Portfolio resorts to list journalism
TheDeal executive editor Yvette Kantrow writes Friday that Conde Nast Portfolio, which was supposed to bring back long-form journalism to business writing, has resorted toÂ aÂ hackneyed trick — it’s got a list in its latest issue.
Kantrow writes, “For its ‘Brilliant Issue’ (oh, brother), Portfolio brings us the ’73 Biggest Brains in Business,’ a bizarre and arbitrary compendium of pop culture icons (Oprah Winfrey, Steven Spielberg), fashion designers (Karl Lagerfeld, Marc Jacobs), assorted do-gooders (microlenders, philanthropists, environmentalists), academics, lobbyists, artists, and, yes, a handful of actual businesspeople (Rupert Murdoch, Jamie Dimon, Lloyd Blankfein, and oops, Jeffrey Immelt).
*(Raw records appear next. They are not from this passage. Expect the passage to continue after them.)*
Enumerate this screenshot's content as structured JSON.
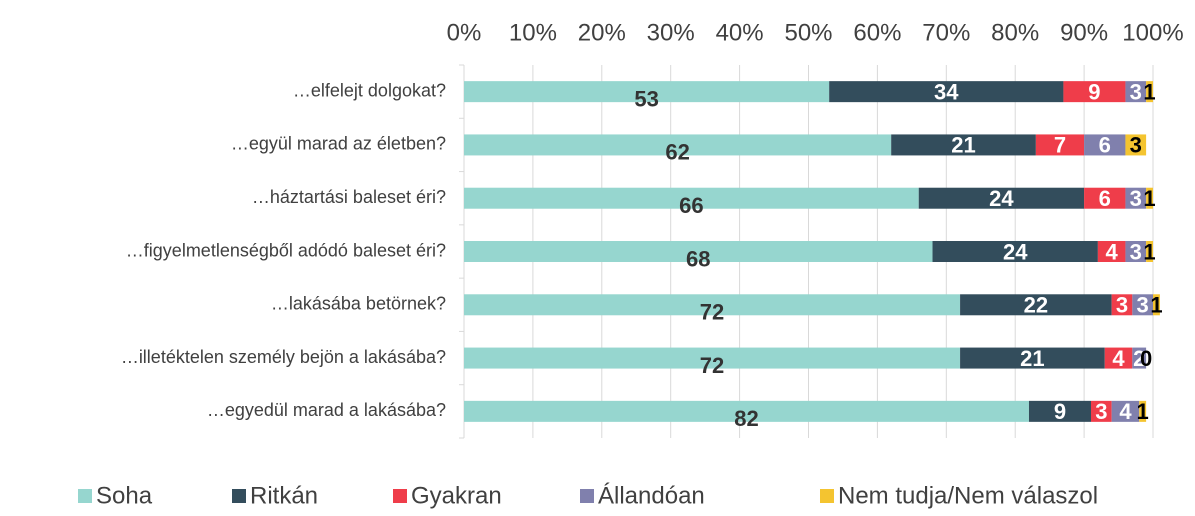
{
  "chart_data": {
    "type": "stacked_bar_horizontal",
    "categories": [
      "…elfelejt dolgokat?",
      "…együl marad az életben?",
      "…háztartási baleset éri?",
      "…figyelmetlenségből adódó baleset éri?",
      "…lakásába betörnek?",
      "…illetéktelen személy bejön a lakásába?",
      "…egyedül marad a lakásába?"
    ],
    "series": [
      {
        "name": "Soha",
        "color": "#96d6cf",
        "values": [
          53,
          62,
          66,
          68,
          72,
          72,
          82
        ]
      },
      {
        "name": "Ritkán",
        "color": "#334d5c",
        "values": [
          34,
          21,
          24,
          24,
          22,
          21,
          9
        ]
      },
      {
        "name": "Gyakran",
        "color": "#ef3d4a",
        "values": [
          9,
          7,
          6,
          4,
          3,
          4,
          3
        ]
      },
      {
        "name": "Állandóan",
        "color": "#8080ad",
        "values": [
          3,
          6,
          3,
          3,
          3,
          2,
          4
        ]
      },
      {
        "name": "Nem tudja/Nem válaszol",
        "color": "#f4c430",
        "values": [
          1,
          3,
          1,
          1,
          1,
          0,
          1
        ]
      }
    ],
    "xlim": [
      0,
      100
    ],
    "xticks": [
      {
        "value": 0,
        "label": "0%"
      },
      {
        "value": 10,
        "label": "10%"
      },
      {
        "value": 20,
        "label": "20%"
      },
      {
        "value": 30,
        "label": "30%"
      },
      {
        "value": 40,
        "label": "40%"
      },
      {
        "value": 50,
        "label": "50%"
      },
      {
        "value": 60,
        "label": "60%"
      },
      {
        "value": 70,
        "label": "70%"
      },
      {
        "value": 80,
        "label": "80%"
      },
      {
        "value": 90,
        "label": "90%"
      },
      {
        "value": 100,
        "label": "100%"
      }
    ],
    "grid": true,
    "legend": "bottom"
  }
}
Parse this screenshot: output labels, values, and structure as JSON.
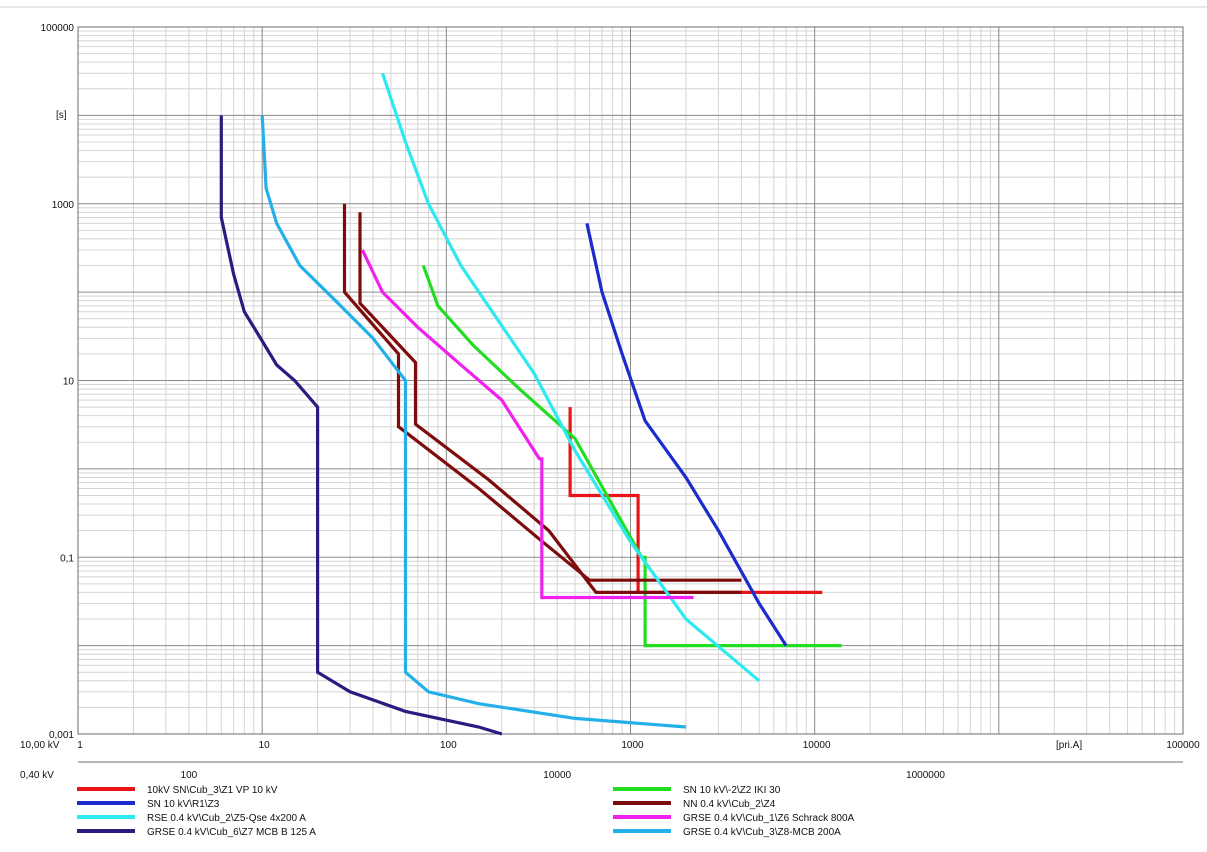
{
  "chart_data": {
    "type": "line",
    "title": "",
    "scale": "log-log",
    "grid": true,
    "xlim": [
      1,
      1000000
    ],
    "ylim": [
      0.001,
      100000
    ],
    "x_major_ticks": [
      {
        "value": 1,
        "label": "1"
      },
      {
        "value": 10,
        "label": "10"
      },
      {
        "value": 100,
        "label": "100"
      },
      {
        "value": 1000,
        "label": "1000"
      },
      {
        "value": 10000,
        "label": "10000"
      },
      {
        "value": 100000,
        "label": "100000"
      }
    ],
    "y_major_ticks": [
      {
        "value": 100000,
        "label": "100000"
      },
      {
        "value": 1000,
        "label": "1000"
      },
      {
        "value": 10,
        "label": "10"
      },
      {
        "value": 0.1,
        "label": "0,1"
      },
      {
        "value": 0.001,
        "label": "0,001"
      }
    ],
    "ylabel": "[s]",
    "xlabel": "[pri.A]",
    "voltage_axes": [
      {
        "label": "10,00 kV",
        "factor": 1
      },
      {
        "label": "0,40 kV",
        "factor": 25,
        "ticks": [
          {
            "value": 100,
            "label": "100"
          },
          {
            "value": 10000,
            "label": "10000"
          },
          {
            "value": 1000000,
            "label": "1000000"
          }
        ]
      }
    ],
    "legend_position": "bottom",
    "series": [
      {
        "name": "10kV SN\\Cub_3\\Z1 VP 10 kV",
        "color": "#e8141a",
        "points": [
          [
            470,
            5
          ],
          [
            470,
            0.5
          ],
          [
            1100,
            0.5
          ],
          [
            1100,
            0.04
          ],
          [
            2200,
            0.04
          ],
          [
            11000,
            0.04
          ]
        ]
      },
      {
        "name": "SN 10 kV\\-2\\Z2  IKI 30",
        "color": "#22dd22",
        "points": [
          [
            75,
            200
          ],
          [
            90,
            70
          ],
          [
            140,
            25
          ],
          [
            250,
            8
          ],
          [
            500,
            2.2
          ],
          [
            1150,
            0.1
          ],
          [
            1200,
            0.1
          ],
          [
            1200,
            0.01
          ],
          [
            14000,
            0.01
          ]
        ]
      },
      {
        "name": "SN 10 kV\\R1\\Z3",
        "color": "#1a2ccc",
        "points": [
          [
            580,
            600
          ],
          [
            700,
            100
          ],
          [
            900,
            20
          ],
          [
            1200,
            3.5
          ],
          [
            2000,
            0.8
          ],
          [
            3000,
            0.2
          ],
          [
            5000,
            0.03
          ],
          [
            7000,
            0.01
          ]
        ]
      },
      {
        "name": "NN 0.4 kV\\Cub_2\\Z4",
        "color": "#7f0c0c",
        "points": [
          [
            28,
            1000
          ],
          [
            28,
            100
          ],
          [
            55,
            20
          ],
          [
            55,
            3
          ],
          [
            150,
            0.6
          ],
          [
            320,
            0.16
          ],
          [
            600,
            0.055
          ],
          [
            4000,
            0.055
          ]
        ]
      },
      {
        "name": "NN 0.4 kV\\Cub_2\\Z4",
        "color": "#7f0c0c",
        "points": [
          [
            34,
            800
          ],
          [
            34,
            75
          ],
          [
            68,
            16
          ],
          [
            68,
            3.2
          ],
          [
            170,
            0.75
          ],
          [
            360,
            0.2
          ],
          [
            650,
            0.04
          ],
          [
            4000,
            0.04
          ]
        ]
      },
      {
        "name": "RSE 0.4 kV\\Cub_2\\Z5-Qse 4x200 A",
        "color": "#2ee9f0",
        "points": [
          [
            45,
            30000
          ],
          [
            60,
            5000
          ],
          [
            80,
            1000
          ],
          [
            120,
            200
          ],
          [
            300,
            12
          ],
          [
            500,
            1.6
          ],
          [
            1000,
            0.15
          ],
          [
            2000,
            0.02
          ],
          [
            5000,
            0.004
          ]
        ]
      },
      {
        "name": "GRSE 0.4 kV\\Cub_1\\Z6 Schrack 800A",
        "color": "#f020ee",
        "points": [
          [
            35,
            300
          ],
          [
            45,
            100
          ],
          [
            70,
            40
          ],
          [
            120,
            15
          ],
          [
            200,
            6
          ],
          [
            320,
            1.3
          ],
          [
            330,
            1.3
          ],
          [
            330,
            0.035
          ],
          [
            2200,
            0.035
          ]
        ]
      },
      {
        "name": "GRSE 0.4 kV\\Cub_6\\Z7 MCB  B 125 A",
        "color": "#2d1a80",
        "points": [
          [
            6,
            10000
          ],
          [
            6,
            700
          ],
          [
            7,
            160
          ],
          [
            8,
            60
          ],
          [
            10,
            28
          ],
          [
            12,
            15
          ],
          [
            15,
            10
          ],
          [
            20,
            5
          ],
          [
            20,
            0.005
          ],
          [
            30,
            0.003
          ],
          [
            60,
            0.0018
          ],
          [
            150,
            0.0012
          ],
          [
            200,
            0.001
          ]
        ]
      },
      {
        "name": "GRSE 0.4 kV\\Cub_3\\Z8-MCB 200A",
        "color": "#23b0e8",
        "points": [
          [
            10,
            10000
          ],
          [
            10.5,
            1500
          ],
          [
            12,
            600
          ],
          [
            16,
            200
          ],
          [
            25,
            80
          ],
          [
            40,
            30
          ],
          [
            60,
            10
          ],
          [
            60,
            0.005
          ],
          [
            80,
            0.003
          ],
          [
            150,
            0.0022
          ],
          [
            500,
            0.0015
          ],
          [
            2000,
            0.0012
          ]
        ]
      }
    ]
  }
}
Julian Robertson and the Google boys also made the list; Warren Buffett, Bill Gates and Steve Jobs, all favorites of master listmaker Fortune magazine, did not.
“How does Portfolio explain a list that manages to include both actress Tina Fey and acquisitive Indian mogul Ratan Tata? ‘Brilliance is a slippery quality; it can be relative, temporary, or a matter of taste,’ it intones, using Steve Schwarzman as Exhibit A. Schwarzman looked brilliant when he took his Blackstone Group LP private equity empire public last year, the magazine explains, but now that the stock isn’t doing well, he no longer seems so smart.
“So there you have it; brilliance, at least according to Portfolio, isn’t a measure of intellect or mental keenness, but a temporal thing, which, if you’re a businessperson, is lost the moment your stock starts to sag, in the same way that a Hollywood starlet allegedly loses her sex appeal as soon as her taut skin starts to slacken. It’s an honor that can be bestowed or revoked on people at will, by the market, by the public and, of course, by magazine editors in search of a gimmick for their covers.”